From a public-interest perspective, McMahonism seems ghastly. But at the same time, from a anthropological perspective, we should bear in mind that this is all just anthropology.

Perhaps.

In business, Linda and her husband Vince benefited from adversaries who either were exceptionally inept (mossbacked regional wrestling promoters) or exhibited exceptional ineptitude at opportune moments (otherwise impressive television and sports moguls Eddie Einhorn and Ted Turner).

In politics in 2010, the same thing may be happening. Whether Linda or Richard Blumenthal wins the Senate race may now turn on luck – e.g., whether a WWE “soap opera” performer croaks on live TV a week before the election. To the everlasting shame of both the Republican and Democratic parties, it is no longer implausible (if it ever was) that Linda Edwards McMahon will be the junior senator from Connecticut in the 112th Congress.

And if that happens, for the sake of the state and the country, we will need hope as well as fear. To be sure, Linda is corrupt and unscrupulous, and represents nothing except herself and the cascades of cash fueling her material desires and image. To give the scrappy woman her due, however, she is also disciplined. I would imagine people said many of the same nasty things a century and a half ago about Phineas Taylor Barnum, and once in public office Barnum proved a surprisingly progressive state legislator and then an effectively technocratic mayor of Bridgeport.

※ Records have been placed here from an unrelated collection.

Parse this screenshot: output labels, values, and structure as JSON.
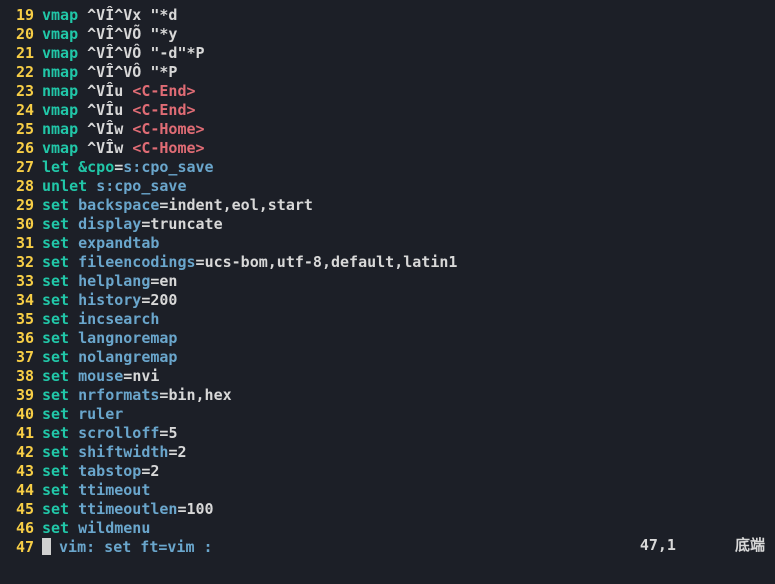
{
  "status": {
    "pos": "47,1",
    "tail": "底端"
  },
  "lines": [
    {
      "n": 19,
      "tokens": [
        [
          "kw",
          "vmap"
        ],
        [
          "str",
          " ^VÎ^Vx "
        ],
        [
          "str",
          "\"*d"
        ]
      ]
    },
    {
      "n": 20,
      "tokens": [
        [
          "kw",
          "vmap"
        ],
        [
          "str",
          " ^VÎ^VÕ "
        ],
        [
          "str",
          "\"*y"
        ]
      ]
    },
    {
      "n": 21,
      "tokens": [
        [
          "kw",
          "vmap"
        ],
        [
          "str",
          " ^VÎ^VÔ "
        ],
        [
          "str",
          "\"-d\"*P"
        ]
      ]
    },
    {
      "n": 22,
      "tokens": [
        [
          "kw",
          "nmap"
        ],
        [
          "str",
          " ^VÎ^VÔ "
        ],
        [
          "str",
          "\"*P"
        ]
      ]
    },
    {
      "n": 23,
      "tokens": [
        [
          "kw",
          "nmap"
        ],
        [
          "str",
          " ^VÎu "
        ],
        [
          "red",
          "<C-End>"
        ]
      ]
    },
    {
      "n": 24,
      "tokens": [
        [
          "kw",
          "vmap"
        ],
        [
          "str",
          " ^VÎu "
        ],
        [
          "red",
          "<C-End>"
        ]
      ]
    },
    {
      "n": 25,
      "tokens": [
        [
          "kw",
          "nmap"
        ],
        [
          "str",
          " ^VÎw "
        ],
        [
          "red",
          "<C-Home>"
        ]
      ]
    },
    {
      "n": 26,
      "tokens": [
        [
          "kw",
          "vmap"
        ],
        [
          "str",
          " ^VÎw "
        ],
        [
          "red",
          "<C-Home>"
        ]
      ]
    },
    {
      "n": 27,
      "tokens": [
        [
          "kw",
          "let"
        ],
        [
          "str",
          " "
        ],
        [
          "amp",
          "&cpo"
        ],
        [
          "eq",
          "="
        ],
        [
          "opt",
          "s:cpo_save"
        ]
      ]
    },
    {
      "n": 28,
      "tokens": [
        [
          "kw",
          "unlet"
        ],
        [
          "str",
          " "
        ],
        [
          "opt",
          "s:cpo_save"
        ]
      ]
    },
    {
      "n": 29,
      "tokens": [
        [
          "kw",
          "set"
        ],
        [
          "str",
          " "
        ],
        [
          "opt",
          "backspace"
        ],
        [
          "eq",
          "="
        ],
        [
          "val",
          "indent,eol,start"
        ]
      ]
    },
    {
      "n": 30,
      "tokens": [
        [
          "kw",
          "set"
        ],
        [
          "str",
          " "
        ],
        [
          "opt",
          "display"
        ],
        [
          "eq",
          "="
        ],
        [
          "val",
          "truncate"
        ]
      ]
    },
    {
      "n": 31,
      "tokens": [
        [
          "kw",
          "set"
        ],
        [
          "str",
          " "
        ],
        [
          "opt",
          "expandtab"
        ]
      ]
    },
    {
      "n": 32,
      "tokens": [
        [
          "kw",
          "set"
        ],
        [
          "str",
          " "
        ],
        [
          "opt",
          "fileencodings"
        ],
        [
          "eq",
          "="
        ],
        [
          "val",
          "ucs-bom,utf-8,default,latin1"
        ]
      ]
    },
    {
      "n": 33,
      "tokens": [
        [
          "kw",
          "set"
        ],
        [
          "str",
          " "
        ],
        [
          "opt",
          "helplang"
        ],
        [
          "eq",
          "="
        ],
        [
          "val",
          "en"
        ]
      ]
    },
    {
      "n": 34,
      "tokens": [
        [
          "kw",
          "set"
        ],
        [
          "str",
          " "
        ],
        [
          "opt",
          "history"
        ],
        [
          "eq",
          "="
        ],
        [
          "val",
          "200"
        ]
      ]
    },
    {
      "n": 35,
      "tokens": [
        [
          "kw",
          "set"
        ],
        [
          "str",
          " "
        ],
        [
          "opt",
          "incsearch"
        ]
      ]
    },
    {
      "n": 36,
      "tokens": [
        [
          "kw",
          "set"
        ],
        [
          "str",
          " "
        ],
        [
          "opt",
          "langnoremap"
        ]
      ]
    },
    {
      "n": 37,
      "tokens": [
        [
          "kw",
          "set"
        ],
        [
          "str",
          " "
        ],
        [
          "opt",
          "nolangremap"
        ]
      ]
    },
    {
      "n": 38,
      "tokens": [
        [
          "kw",
          "set"
        ],
        [
          "str",
          " "
        ],
        [
          "opt",
          "mouse"
        ],
        [
          "eq",
          "="
        ],
        [
          "val",
          "nvi"
        ]
      ]
    },
    {
      "n": 39,
      "tokens": [
        [
          "kw",
          "set"
        ],
        [
          "str",
          " "
        ],
        [
          "opt",
          "nrformats"
        ],
        [
          "eq",
          "="
        ],
        [
          "val",
          "bin,hex"
        ]
      ]
    },
    {
      "n": 40,
      "tokens": [
        [
          "kw",
          "set"
        ],
        [
          "str",
          " "
        ],
        [
          "opt",
          "ruler"
        ]
      ]
    },
    {
      "n": 41,
      "tokens": [
        [
          "kw",
          "set"
        ],
        [
          "str",
          " "
        ],
        [
          "opt",
          "scrolloff"
        ],
        [
          "eq",
          "="
        ],
        [
          "val",
          "5"
        ]
      ]
    },
    {
      "n": 42,
      "tokens": [
        [
          "kw",
          "set"
        ],
        [
          "str",
          " "
        ],
        [
          "opt",
          "shiftwidth"
        ],
        [
          "eq",
          "="
        ],
        [
          "val",
          "2"
        ]
      ]
    },
    {
      "n": 43,
      "tokens": [
        [
          "kw",
          "set"
        ],
        [
          "str",
          " "
        ],
        [
          "opt",
          "tabstop"
        ],
        [
          "eq",
          "="
        ],
        [
          "val",
          "2"
        ]
      ]
    },
    {
      "n": 44,
      "tokens": [
        [
          "kw",
          "set"
        ],
        [
          "str",
          " "
        ],
        [
          "opt",
          "ttimeout"
        ]
      ]
    },
    {
      "n": 45,
      "tokens": [
        [
          "kw",
          "set"
        ],
        [
          "str",
          " "
        ],
        [
          "opt",
          "ttimeoutlen"
        ],
        [
          "eq",
          "="
        ],
        [
          "val",
          "100"
        ]
      ]
    },
    {
      "n": 46,
      "tokens": [
        [
          "kw",
          "set"
        ],
        [
          "str",
          " "
        ],
        [
          "opt",
          "wildmenu"
        ]
      ]
    },
    {
      "n": 47,
      "cursor": true,
      "tokens": [
        [
          "com",
          " vim: set ft=vim :"
        ]
      ]
    }
  ]
}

Another saving grace of a McMahon victory, proving anew that there’s a sucker born every minute, is that Linda would not – at least not yet – be wielding executive power; she would merely be occupying one of 100 desks at The World’s Greatest Deliberative Body. Though this was before my own time in California, in 1976 a Senate Democratic golden boy there, John Tunney (who, by the way, was the son of boxing champion Gene Tunney and his Connecticut socialite wife Polly Lauder), got his head handed to him by S.I. Hayakawa, the president of San Francisco State University. Hayakawa’s main claim to fame was the photo of him clutching a megaphone as he got overwhelmed by student protesters on campus in the late sixties. While in the Senate, he wrote an article for Harper’s discussing, among other things, that he fell asleep during floor debates. Hayakawa left after one term and the Republic survived.

I honestly don’t know whether Richard Blumenthal has the stuff to take down Linda McMahon. For one thing, she has demonstrated the cool and forensic skills suggesting she will not be destroyed in a debate. And at this stage of the game, she may only need to hold her own and avoid a shot of spittle dribbling from the corner of her mouth.

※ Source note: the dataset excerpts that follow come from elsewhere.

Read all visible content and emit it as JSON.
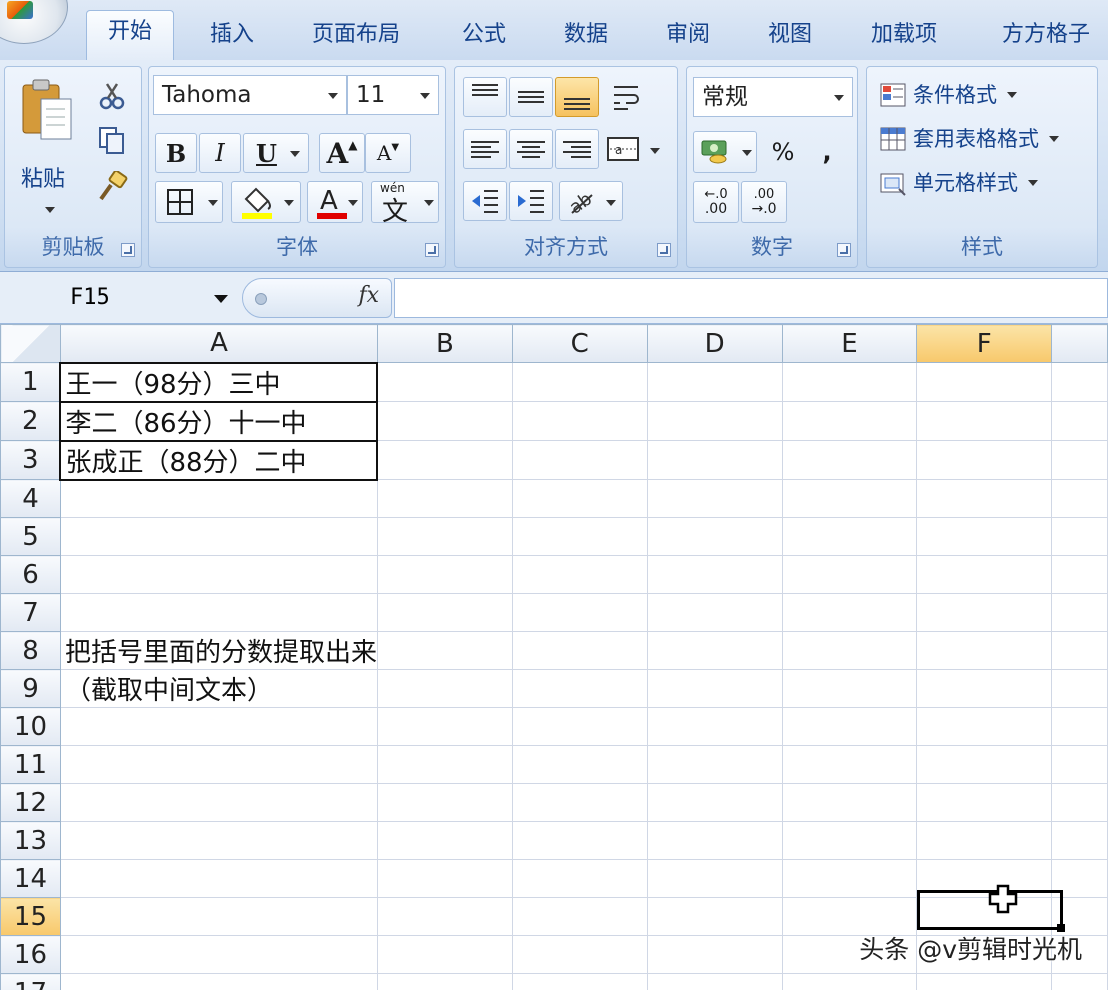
{
  "tabs": [
    "开始",
    "插入",
    "页面布局",
    "公式",
    "数据",
    "审阅",
    "视图",
    "加载项",
    "方方格子"
  ],
  "ribbon": {
    "clipboard": {
      "paste_label": "粘贴",
      "group_label": "剪贴板"
    },
    "font": {
      "font_name": "Tahoma",
      "font_size": "11",
      "bold": "B",
      "italic": "I",
      "underline": "U",
      "grow": "A",
      "shrink": "A",
      "wen": "wén",
      "wen_char": "文",
      "group_label": "字体",
      "fill_color": "#ffff00",
      "font_color": "#e00000"
    },
    "alignment": {
      "group_label": "对齐方式"
    },
    "number": {
      "format": "常规",
      "percent": "%",
      "comma": ",",
      "group_label": "数字",
      "inc_decimal": ".00",
      "dec_decimal": ".0"
    },
    "styles": {
      "conditional": "条件格式",
      "table_format": "套用表格格式",
      "cell_styles": "单元格样式",
      "group_label": "样式"
    }
  },
  "formula_bar": {
    "name_box": "F15",
    "fx": "fx",
    "formula": ""
  },
  "sheet": {
    "columns": [
      "A",
      "B",
      "C",
      "D",
      "E",
      "F"
    ],
    "rows": [
      "1",
      "2",
      "3",
      "4",
      "5",
      "6",
      "7",
      "8",
      "9",
      "10",
      "11",
      "12",
      "13",
      "14",
      "15",
      "16",
      "17"
    ],
    "cells": {
      "A1": "王一（98分）三中",
      "A2": "李二（86分）十一中",
      "A3": "张成正（88分）二中",
      "A8": "把括号里面的分数提取出来",
      "A9": "（截取中间文本）"
    },
    "active_cell": "F15"
  },
  "watermark": "头条 @v剪辑时光机"
}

Speaking of the word “game,” President Obama said at his recent Greenwich fundraiser that public service is not a game. He was only half-right. It is not only a game. But it is in part a game, and Linda has shown that she knows how to play it, and not totally devoid of joy and panache.

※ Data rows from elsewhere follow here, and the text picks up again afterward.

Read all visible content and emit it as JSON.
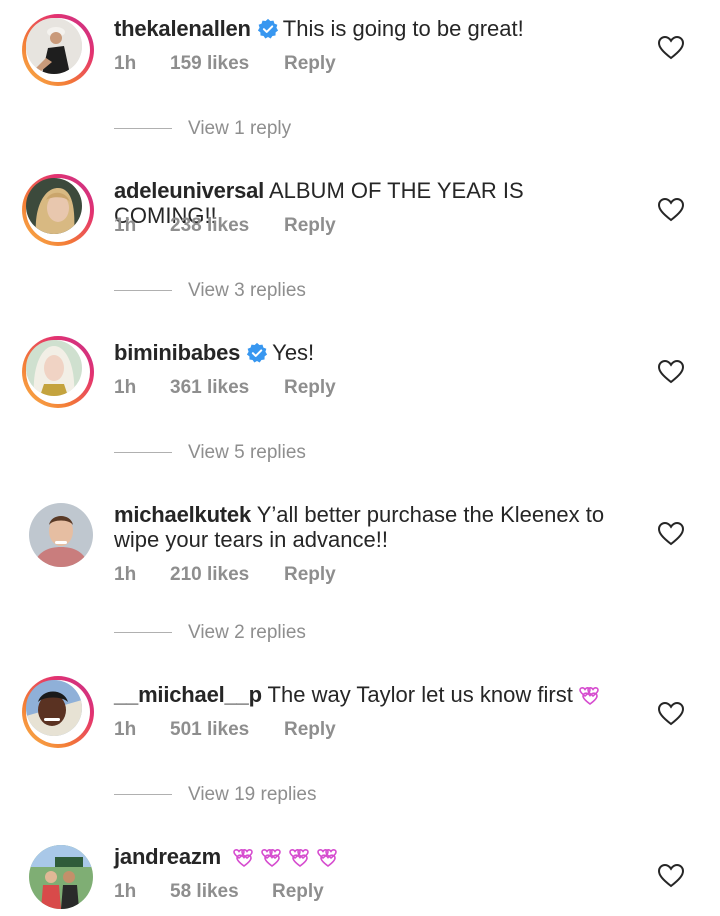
{
  "comments": [
    {
      "username": "thekalenallen",
      "verified": true,
      "text": "This is going to be great!",
      "time": "1h",
      "likes": "159 likes",
      "reply": "Reply",
      "view_replies": "View 1 reply"
    },
    {
      "username": "adeleuniversal",
      "verified": false,
      "text": "ALBUM OF THE YEAR IS COMING!!",
      "time": "1h",
      "likes": "238 likes",
      "reply": "Reply",
      "view_replies": "View 3 replies"
    },
    {
      "username": "biminibabes",
      "verified": true,
      "text": "Yes!",
      "time": "1h",
      "likes": "361 likes",
      "reply": "Reply",
      "view_replies": "View 5 replies"
    },
    {
      "username": "michaelkutek",
      "verified": false,
      "text": "Y’all better purchase the Kleenex to",
      "text_line2": "wipe your tears in advance!!",
      "time": "1h",
      "likes": "210 likes",
      "reply": "Reply",
      "view_replies": "View 2 replies"
    },
    {
      "username": "__miichael__p",
      "verified": false,
      "text": "The way Taylor let us know first",
      "time": "1h",
      "likes": "501 likes",
      "reply": "Reply",
      "view_replies": "View 19 replies"
    },
    {
      "username": "jandreazm",
      "verified": false,
      "text": "",
      "time": "1h",
      "likes": "58 likes",
      "reply": "Reply"
    }
  ],
  "icons": {
    "like": "heart-outline-icon",
    "verified": "verified-badge-icon",
    "emoji": "two-hearts-emoji"
  },
  "colors": {
    "muted": "#8e8e8e",
    "verified": "#3897f0",
    "emoji": "#d64ccf"
  }
}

In the focus-group sense, McMahon’s vagueness on the issues is impeccable – the line about deferring to “the legislative arena” the debate over the future of middle-class entitlements like Social Security and Medicare is inspired fluff. As my fellow St. Louis native Yogi Berra might have observed, “When you find the third rail – don’t take it!”

My biggest problem with Senator McMahon would be the same problem I have with Citizen McMahon: she is filthy rich, literally, from spearheading an old industry in a new direction, toward entertainment that doesn’t just entertain but that gratuitously kills people. The McMahon family doesn’t directly murder its employees, of course; but it profits, nonetheless and even gleefully, when the corpses are delivered, by accident or design.

If this turns out to be a sign of a larger sickness in the American body politic … well, at least it will be a deadly accurate one.